06. Parallel Crawler

Step 4. Coding the Parallel Web Crawler

Luckily for you, the forward-thinking author of the legacy web crawler created an extensible design that uses a dependency injection framework. They defined an interface WebCrawler; the legacy code exists in the concrete implementation SequentialWebCrawler. Definitely not the worst legacy code you've ever seen! All you have to do is create a second implementation, ParallelWebCrawler, that has the same functionality as the legacy crawler, but takes advantage of multi-core architectures.

Your task is to fill in the src/main/java/com/udacity/webcrawler/ParallelWebCrawler.java file. Specifically the crawl method:

public CrawlResult crawl(List<String> startingUrls)

The input is a list of URLs where the crawl should start downloading and parsing HTML. For this part, you can reuse the legacy code that downloads and parses web pages. @Inject a com.udacity.webcrawler.parser.PageParserFactory, and use it like this:

PageParser.Result result = parserFactory.get(url).parse();

The implementation of ParallelWebCrawler must actually run in parallel. A ForkJoinPool has already been created for you in the ParallelWebCrawler constructor.

Recall that ForkJoinPool is a kind of Executor that is optimized for efficient processing when most work tasks create other subtasks. In other words, it is ideal for building recursive algorithms that run in parallel. In fact, the most common kinds of subtasks are called RecursiveAction and RecursiveTask. Take a look at the legacy implementation (src/main/java/com/udacity/webcrawler/SequentialWebCrawler.java), and you will notice that also uses a recursive algorithm because the crawlInternal() method invokes itself. Think about ways to take this recursive algorithm and use ForkJoinPool to make it parallel.

There are multiple correct ways to do this. For starters, you will want to create your own custom task class, which should be a subclass of RecursiveAction or RecursiveTask — either choice is fine, but depending on your decision the final code will be slightly different. Each custom task will download and process URLs in a separate thread. Remember how ForkJoinPool works by having its subtasks create more subtasks? To do that, your custom task class will create other subtasks and run them using the static invoke or invokeAll methods.
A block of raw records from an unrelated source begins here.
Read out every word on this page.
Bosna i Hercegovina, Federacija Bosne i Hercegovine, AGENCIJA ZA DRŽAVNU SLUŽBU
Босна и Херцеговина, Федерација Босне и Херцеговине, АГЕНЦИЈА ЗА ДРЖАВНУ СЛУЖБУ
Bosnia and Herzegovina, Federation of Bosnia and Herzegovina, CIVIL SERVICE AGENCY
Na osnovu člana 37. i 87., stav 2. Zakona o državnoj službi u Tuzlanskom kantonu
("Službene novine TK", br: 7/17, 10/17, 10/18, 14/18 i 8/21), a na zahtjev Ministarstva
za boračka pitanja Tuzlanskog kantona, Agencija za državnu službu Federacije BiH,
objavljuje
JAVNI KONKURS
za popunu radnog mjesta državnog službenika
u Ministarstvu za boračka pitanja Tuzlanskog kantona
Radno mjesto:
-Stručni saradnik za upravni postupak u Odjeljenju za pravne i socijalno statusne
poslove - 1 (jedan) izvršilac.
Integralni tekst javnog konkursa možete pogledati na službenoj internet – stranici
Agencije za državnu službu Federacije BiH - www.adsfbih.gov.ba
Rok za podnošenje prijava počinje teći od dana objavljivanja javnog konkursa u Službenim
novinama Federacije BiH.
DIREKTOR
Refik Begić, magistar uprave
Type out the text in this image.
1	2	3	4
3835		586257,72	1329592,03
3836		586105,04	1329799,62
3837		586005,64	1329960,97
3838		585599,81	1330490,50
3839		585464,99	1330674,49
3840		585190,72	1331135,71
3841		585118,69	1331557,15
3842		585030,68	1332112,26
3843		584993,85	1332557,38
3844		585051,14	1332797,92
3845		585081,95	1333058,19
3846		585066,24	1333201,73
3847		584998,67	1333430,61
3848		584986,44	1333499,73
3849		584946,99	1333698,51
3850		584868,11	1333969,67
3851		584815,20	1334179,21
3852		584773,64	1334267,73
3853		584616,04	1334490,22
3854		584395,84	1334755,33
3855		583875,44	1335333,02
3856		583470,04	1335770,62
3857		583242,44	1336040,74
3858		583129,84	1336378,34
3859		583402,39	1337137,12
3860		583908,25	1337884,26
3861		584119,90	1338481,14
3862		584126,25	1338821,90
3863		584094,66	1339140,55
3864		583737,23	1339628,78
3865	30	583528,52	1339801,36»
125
If it makes sense for the way you structure your implementation, you should consider applying the factory pattern to create these subtasks. You should aim to minimize the presence of large constructor calls with long lists of parameters; the builder pattern can help with this.

Remember that in a parallel program, you can have multiple threads accessing data structures at the same time. Because of this, you should use one or more concurrent data structures to compute the output. Keep the following tips in mind:

  • For the urlsVisited output, the same URL should not be counted twice in the same crawl. Note: if a URL returns an HTTP error (such as a 400 error), the crawler still considers that as a "visit".

  • When computing the wordCounts, the crawler should not accidentally count the results from the same page twice. Remember that the crawler will be downloading and processing multiple web pages at the same time, so this could be tricky!

    Utilities like Collections.synchronizedCollection and java.util.concurrent will be helpful, but when using these data structures, think carefully about which methods are and are not atomic, and what guarantees those methods provide.

Running Tests

As you work, you can run the provided unit tests on your parallel web crawler implementation:

mvn test -Dtest=WebCrawlerTest,ParallelWebCrawlerTest

These tests do not thoroughly test that the crawler uses correct synchronization, but they will provide a useful signal as to whether ParallelWebCrawler provides the same functionality as the legacy code. You will need to look over your implementation to ensure it uses correct synchronization.